I am in the market for a hi output alternator...Problem is, it appears that there's no such thing for my truck...I've got an '89 Ford F250 with a 300 I-6...I can only go as high as 75 amps from the local parts houses and my local rebuilder said he can only go as high as 100 amps, and that I would need to put as big of battery as possible in there...he's been told through his rebuilders association that they do get hot and will burn a truck to the ground if not watched...

Any other suggestions? Ya, 25 amps makes a difference, but how much? I had a 100 amp in my 83 Bronco when I had this plow on there, ya it helped a little, but not as much as I would have liked....it still would stall if I had a big job to do....

He said due to the internal regulator in there, that causes the big problem...is it possible to go to the style where the regulator was seperate? May be more involved than I want though...


THANKS!
Phil


----------



## thelawnguy (May 20, 2001)

What are you adding to the truck which requires a HO alternator? There may be better alternatives, and cheaper, depending on the usage, such as smaller pulley, larger and/or dual batteries, etc.


----------



## SCAPEASAURUSREX (Aug 21, 2001)

Phil,

I found a place down in florida that custom builds hi output alternators . I got a 200 amp unit for my F250 ( 351W ) about two years ago.. The only problem with the hi output alternators is that they actually put out less juice at idle and low rpms.. they give you the juice when the rpms are up.. Ideally you want the hi output alternator with a dual battery setup that uses a matched isolator .. By matched I mean if it's a 200 amp alternator , get a 200 amp isolator.. I think the company was startech or startach ?? I will look for it and let you know.. they were very helpfull..


----------



## SCAPEASAURUSREX (Aug 21, 2001)

*FOUND IT !!!*

Phil,

it's www.gostartech.com Their # is ( 954) 943-1200


----------



## bytor (Nov 8, 2001)

Semi-related:

When I bought my 99 F350 PSD, I noticed that the literature showing off the engine always shows a second alternator on the bottom. Try as I might, I couldn't get them to put that second alternator on my truck. It's apparently only available for the ambulance chassis and I think they said it's available on the Excursion (Who's the clown who must've complained that the Suburban needed to be 18" longer and a good 1k lbs heavier?).

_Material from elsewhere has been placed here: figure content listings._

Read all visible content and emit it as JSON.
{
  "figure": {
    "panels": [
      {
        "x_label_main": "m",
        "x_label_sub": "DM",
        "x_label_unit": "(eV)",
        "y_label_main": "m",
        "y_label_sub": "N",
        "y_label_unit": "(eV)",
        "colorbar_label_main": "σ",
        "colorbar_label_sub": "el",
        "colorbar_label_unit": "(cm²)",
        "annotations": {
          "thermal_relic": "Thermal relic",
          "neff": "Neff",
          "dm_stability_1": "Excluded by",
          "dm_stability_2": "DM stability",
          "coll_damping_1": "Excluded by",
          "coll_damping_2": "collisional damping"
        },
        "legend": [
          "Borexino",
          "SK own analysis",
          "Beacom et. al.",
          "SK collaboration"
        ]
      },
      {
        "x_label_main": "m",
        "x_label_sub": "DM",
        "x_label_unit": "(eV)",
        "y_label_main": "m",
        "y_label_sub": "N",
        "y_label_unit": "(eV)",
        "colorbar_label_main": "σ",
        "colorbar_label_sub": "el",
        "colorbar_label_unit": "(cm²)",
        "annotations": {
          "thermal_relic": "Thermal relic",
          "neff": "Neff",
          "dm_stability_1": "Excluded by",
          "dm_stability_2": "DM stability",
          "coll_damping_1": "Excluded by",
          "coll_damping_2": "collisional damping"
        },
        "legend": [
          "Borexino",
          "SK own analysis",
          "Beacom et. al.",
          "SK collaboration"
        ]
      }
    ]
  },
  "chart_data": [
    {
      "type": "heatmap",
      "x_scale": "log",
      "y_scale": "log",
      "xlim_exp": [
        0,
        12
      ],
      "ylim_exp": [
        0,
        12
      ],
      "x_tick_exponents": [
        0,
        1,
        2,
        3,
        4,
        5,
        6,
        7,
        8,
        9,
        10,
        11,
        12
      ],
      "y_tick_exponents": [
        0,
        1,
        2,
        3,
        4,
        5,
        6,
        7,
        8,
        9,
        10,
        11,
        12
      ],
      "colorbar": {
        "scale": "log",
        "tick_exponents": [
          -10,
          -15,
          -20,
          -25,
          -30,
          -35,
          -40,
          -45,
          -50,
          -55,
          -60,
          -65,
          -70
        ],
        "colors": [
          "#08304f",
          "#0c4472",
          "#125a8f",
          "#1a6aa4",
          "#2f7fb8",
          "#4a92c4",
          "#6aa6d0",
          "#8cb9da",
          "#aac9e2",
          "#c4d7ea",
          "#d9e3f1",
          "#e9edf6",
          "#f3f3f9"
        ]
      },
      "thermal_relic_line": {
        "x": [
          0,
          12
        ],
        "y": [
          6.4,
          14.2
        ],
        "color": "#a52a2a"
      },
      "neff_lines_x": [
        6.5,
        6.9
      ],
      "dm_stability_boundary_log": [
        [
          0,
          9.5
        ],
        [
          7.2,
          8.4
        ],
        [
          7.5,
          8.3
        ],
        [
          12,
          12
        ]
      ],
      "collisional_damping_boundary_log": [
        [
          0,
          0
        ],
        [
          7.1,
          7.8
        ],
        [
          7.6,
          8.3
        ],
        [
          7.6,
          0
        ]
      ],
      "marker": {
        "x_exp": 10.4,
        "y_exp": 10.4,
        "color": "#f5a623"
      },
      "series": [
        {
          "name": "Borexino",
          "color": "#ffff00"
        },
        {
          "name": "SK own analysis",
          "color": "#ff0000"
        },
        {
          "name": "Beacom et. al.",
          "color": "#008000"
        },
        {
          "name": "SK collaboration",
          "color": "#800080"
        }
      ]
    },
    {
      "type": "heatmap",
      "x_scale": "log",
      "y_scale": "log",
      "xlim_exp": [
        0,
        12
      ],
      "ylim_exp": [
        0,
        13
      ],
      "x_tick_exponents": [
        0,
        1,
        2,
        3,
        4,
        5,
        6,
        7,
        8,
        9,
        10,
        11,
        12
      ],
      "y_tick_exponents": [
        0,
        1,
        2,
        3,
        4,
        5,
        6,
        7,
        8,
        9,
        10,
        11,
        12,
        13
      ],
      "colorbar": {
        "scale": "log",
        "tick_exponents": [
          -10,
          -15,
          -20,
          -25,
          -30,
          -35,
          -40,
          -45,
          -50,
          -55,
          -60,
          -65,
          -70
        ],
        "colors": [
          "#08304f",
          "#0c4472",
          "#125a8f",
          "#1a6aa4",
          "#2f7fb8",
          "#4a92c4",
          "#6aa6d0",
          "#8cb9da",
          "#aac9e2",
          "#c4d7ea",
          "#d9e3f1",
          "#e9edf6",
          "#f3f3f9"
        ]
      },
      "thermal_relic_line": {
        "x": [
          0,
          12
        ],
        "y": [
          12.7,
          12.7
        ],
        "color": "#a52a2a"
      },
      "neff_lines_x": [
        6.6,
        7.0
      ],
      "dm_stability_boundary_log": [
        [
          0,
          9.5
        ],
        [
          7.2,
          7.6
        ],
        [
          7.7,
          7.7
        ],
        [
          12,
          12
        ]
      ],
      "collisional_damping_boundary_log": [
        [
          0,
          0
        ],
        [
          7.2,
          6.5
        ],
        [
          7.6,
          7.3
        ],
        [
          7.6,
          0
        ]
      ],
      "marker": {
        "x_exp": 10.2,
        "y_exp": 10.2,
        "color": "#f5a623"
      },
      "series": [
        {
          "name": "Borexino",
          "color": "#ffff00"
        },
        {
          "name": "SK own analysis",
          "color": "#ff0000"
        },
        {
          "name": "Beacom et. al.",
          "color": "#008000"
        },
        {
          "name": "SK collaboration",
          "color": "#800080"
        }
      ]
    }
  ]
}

Since my factory-ordered truck didn't arrive by the time I had to have it (after about 3 months), I ended up getting one off another lot that wasn't quite what I wanted (ordered truck arrived the next day -- I told 'em to keep it). Now that the warranty's expired on this one, I'm starting to look at ordering a new one. Hopefully the dual alternators (I think they're 100 amps each) will be available. I don't have to have that much wattage, but I do like to get every option, and that sure seemed a handy one. Alternators go all the time. Two at a time? That'd be pretty unlikely. Besides, I'd really like to put a LOT of lights on the next one, and it'd be nice having no functional candlepower limit.


----------